Written by Omid Jalili
Lots of people want to get into their first home but they don’t really know what they can afford. There’s no shame in that, but you need to have a trusted Toronto mortgage broker on your side so that you can find the right fit between getting a nice place you’ll be proud of and one that won’t break the budget.
Here’s a few tips.
Remember when it comes to your home, your monthly costs shouldn’t be more than 32% to 35% of your gross income. That includes the mortgage, property taxes and heating expenses. This number is called your Gross Debt Service (GDS) and it’s a great number your Toronto mortgage broker can work with.
The size of the down payment that you save will affect the size of the mortgage that you get as well. The bigger the down payment, the less you have to pay back and the smaller your monthly payments. Consider the fact that while there is quite often a minimum for the down payment, that number often varies.
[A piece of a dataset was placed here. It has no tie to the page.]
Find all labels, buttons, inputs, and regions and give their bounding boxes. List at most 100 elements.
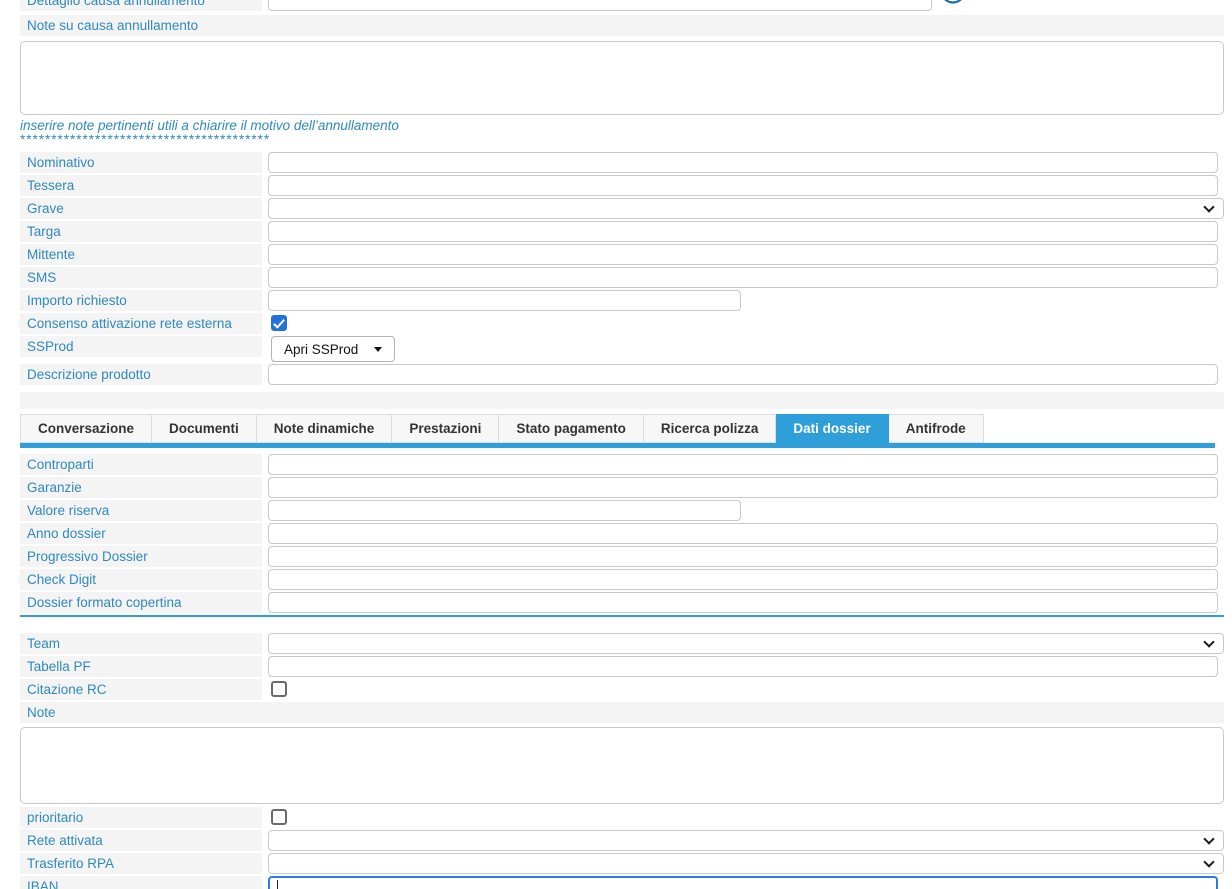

Take a good look at the other costs associated with property that you’re interested in as well. Heating and utility costs are a concern these days as the rates go up for both. Quite often calling a utility company to get an average of the cost of payments will help you to plan out the amount you can afford overall.
Finally, take a good look at the property taxes. Divide any total for the year that you get by twelve and remember to add that number on to the monthly totals of the other payments that you’ll need to make.
Getting a mortgage depends on being able to qualify but you need to do some calculations on your own to make sure you’re not getting in over your head.